As tempting as it is to bounce around to low-cost clinics for vaccines, this reinforced how it’s far more important to have a solid relationship with a regular vet, who sees your pet at least once annually, whether they are sick or not.
We have an amazing vet and we trust her implicitly. When ER vets were throwing out all sorts of tests and things they could do, we relied on our regular vet’s advice.
Our regular vet worked in tandem with the ER staff and the specialists, reviewing all the lab reports and treatment plans. They sent her daily updates and reports. It’s easy to be overwhelmed when your pet is in a medical crisis. Having a regular vet as an ally helps you make decisions and not feel like the ER vets might be taking advantage of your compromised state.
Have an ER vet.
You never want to need to use it, but in an emergency, you don’t want to lose precious minutes looking up an ER facility. Know where they are and how to get there. Have the phone number programmed in your phone so you can call them on your way so they’re ready to take you in. In our case, getting Boo’s temperature down was critical to saving her life and preventing a seizure. Knowing we were on our way allowed the ER to prepare a room to avoid delay.

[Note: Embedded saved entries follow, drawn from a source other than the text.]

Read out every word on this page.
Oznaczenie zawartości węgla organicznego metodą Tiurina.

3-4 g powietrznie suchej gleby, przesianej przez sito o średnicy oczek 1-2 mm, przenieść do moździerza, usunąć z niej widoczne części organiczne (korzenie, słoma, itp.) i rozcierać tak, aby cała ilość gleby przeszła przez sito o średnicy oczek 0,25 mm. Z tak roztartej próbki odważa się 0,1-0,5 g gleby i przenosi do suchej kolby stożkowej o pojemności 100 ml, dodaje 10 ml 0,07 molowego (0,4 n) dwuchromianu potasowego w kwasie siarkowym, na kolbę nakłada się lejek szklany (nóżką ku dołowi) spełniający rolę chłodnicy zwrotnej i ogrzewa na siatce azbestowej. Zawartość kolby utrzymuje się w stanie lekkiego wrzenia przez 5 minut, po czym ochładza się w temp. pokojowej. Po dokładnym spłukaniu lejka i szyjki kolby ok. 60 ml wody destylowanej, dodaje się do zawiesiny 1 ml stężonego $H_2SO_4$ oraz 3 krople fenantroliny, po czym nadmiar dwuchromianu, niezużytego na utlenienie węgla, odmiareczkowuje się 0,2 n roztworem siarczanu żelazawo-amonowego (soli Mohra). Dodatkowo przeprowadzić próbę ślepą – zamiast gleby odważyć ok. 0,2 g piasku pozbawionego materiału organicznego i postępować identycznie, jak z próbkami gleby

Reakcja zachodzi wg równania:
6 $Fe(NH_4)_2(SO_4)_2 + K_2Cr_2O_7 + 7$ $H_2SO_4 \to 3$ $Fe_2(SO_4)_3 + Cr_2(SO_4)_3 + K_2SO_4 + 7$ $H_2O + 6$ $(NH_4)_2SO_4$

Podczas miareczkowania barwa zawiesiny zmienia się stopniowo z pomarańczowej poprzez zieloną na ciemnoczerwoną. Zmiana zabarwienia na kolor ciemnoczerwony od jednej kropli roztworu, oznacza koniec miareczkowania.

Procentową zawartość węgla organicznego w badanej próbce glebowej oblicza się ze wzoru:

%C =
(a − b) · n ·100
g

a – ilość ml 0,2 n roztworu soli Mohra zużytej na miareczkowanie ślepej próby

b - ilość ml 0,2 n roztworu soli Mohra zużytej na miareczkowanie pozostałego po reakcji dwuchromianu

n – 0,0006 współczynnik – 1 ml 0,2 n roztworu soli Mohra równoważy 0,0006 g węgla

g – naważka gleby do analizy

I am forever grateful to the medical team that saved our girl. But I know our quick action also played a part.
Many dogs do not get diagnosed with RMSF until it is too late to save them; not until they are hemorrhaging or some other equally awful symptom appears.
It wasn’t BooBoo’s time but it easily could have been.

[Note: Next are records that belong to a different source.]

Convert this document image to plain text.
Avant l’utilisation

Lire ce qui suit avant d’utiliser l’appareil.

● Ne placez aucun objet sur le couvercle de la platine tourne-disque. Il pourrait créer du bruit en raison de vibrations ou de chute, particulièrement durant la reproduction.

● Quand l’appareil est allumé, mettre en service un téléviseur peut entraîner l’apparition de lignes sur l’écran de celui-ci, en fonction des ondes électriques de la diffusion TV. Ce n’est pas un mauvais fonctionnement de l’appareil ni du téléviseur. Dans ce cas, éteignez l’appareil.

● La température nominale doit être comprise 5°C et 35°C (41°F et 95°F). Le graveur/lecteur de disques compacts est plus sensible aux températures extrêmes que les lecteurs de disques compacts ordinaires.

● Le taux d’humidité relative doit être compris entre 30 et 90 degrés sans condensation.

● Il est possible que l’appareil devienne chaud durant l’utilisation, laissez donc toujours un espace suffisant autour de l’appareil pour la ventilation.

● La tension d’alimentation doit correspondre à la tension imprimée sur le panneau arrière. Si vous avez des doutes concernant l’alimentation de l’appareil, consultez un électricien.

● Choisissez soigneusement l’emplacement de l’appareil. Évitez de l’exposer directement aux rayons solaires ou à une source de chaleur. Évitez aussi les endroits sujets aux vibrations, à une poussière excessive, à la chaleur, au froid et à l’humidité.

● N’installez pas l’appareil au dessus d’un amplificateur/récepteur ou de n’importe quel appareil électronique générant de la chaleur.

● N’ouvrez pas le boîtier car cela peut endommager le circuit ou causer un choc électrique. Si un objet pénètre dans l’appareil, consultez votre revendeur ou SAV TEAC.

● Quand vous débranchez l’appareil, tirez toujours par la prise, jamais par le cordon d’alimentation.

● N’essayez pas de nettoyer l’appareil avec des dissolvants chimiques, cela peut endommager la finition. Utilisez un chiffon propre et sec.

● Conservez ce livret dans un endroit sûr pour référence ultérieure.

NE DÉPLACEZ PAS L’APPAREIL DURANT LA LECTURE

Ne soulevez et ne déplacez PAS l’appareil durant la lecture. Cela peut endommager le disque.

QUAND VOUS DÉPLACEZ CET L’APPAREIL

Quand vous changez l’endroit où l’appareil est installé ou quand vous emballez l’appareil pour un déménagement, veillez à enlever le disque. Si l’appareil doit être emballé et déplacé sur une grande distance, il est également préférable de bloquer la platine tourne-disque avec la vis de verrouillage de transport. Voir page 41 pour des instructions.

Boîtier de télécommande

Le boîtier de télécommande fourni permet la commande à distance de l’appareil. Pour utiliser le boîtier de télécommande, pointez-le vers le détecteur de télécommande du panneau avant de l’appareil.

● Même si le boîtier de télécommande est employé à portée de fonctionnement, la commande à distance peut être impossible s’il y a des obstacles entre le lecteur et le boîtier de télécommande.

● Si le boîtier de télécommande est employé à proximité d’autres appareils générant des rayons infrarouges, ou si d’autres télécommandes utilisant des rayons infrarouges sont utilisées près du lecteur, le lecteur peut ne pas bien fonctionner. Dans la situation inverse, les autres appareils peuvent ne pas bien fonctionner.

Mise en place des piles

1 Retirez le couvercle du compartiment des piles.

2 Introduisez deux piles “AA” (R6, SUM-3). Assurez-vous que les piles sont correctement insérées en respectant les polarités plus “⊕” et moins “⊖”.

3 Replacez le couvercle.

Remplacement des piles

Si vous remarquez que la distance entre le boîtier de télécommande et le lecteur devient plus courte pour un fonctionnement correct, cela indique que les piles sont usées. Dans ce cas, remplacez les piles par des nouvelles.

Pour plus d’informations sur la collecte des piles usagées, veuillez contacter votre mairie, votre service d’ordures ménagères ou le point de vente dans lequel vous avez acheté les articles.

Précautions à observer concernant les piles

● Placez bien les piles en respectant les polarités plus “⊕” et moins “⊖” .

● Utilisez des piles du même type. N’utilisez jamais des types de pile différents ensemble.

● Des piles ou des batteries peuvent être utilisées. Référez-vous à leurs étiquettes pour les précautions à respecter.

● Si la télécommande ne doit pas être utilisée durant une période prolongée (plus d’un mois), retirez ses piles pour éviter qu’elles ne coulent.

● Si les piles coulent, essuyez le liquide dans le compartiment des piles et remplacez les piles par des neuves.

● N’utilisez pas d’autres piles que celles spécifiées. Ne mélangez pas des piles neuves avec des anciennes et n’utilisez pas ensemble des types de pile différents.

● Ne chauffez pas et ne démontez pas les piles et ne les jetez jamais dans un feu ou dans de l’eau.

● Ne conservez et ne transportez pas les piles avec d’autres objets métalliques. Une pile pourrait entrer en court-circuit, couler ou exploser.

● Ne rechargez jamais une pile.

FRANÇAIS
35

There are so many things that could have altered our outcome.
Our sweet Boo came to us as a feral dog from Kentucky and is now a certified therapy dog. I like to think the world needed her around for a while longer.
I hope that our story will bring awareness to tick-borne illnesses and help people notice the symptoms early on to help save lives.
For now, we will keep hiking but checking for nasty ticks often and cuddling as much as possible to enjoy every moment that we have left together.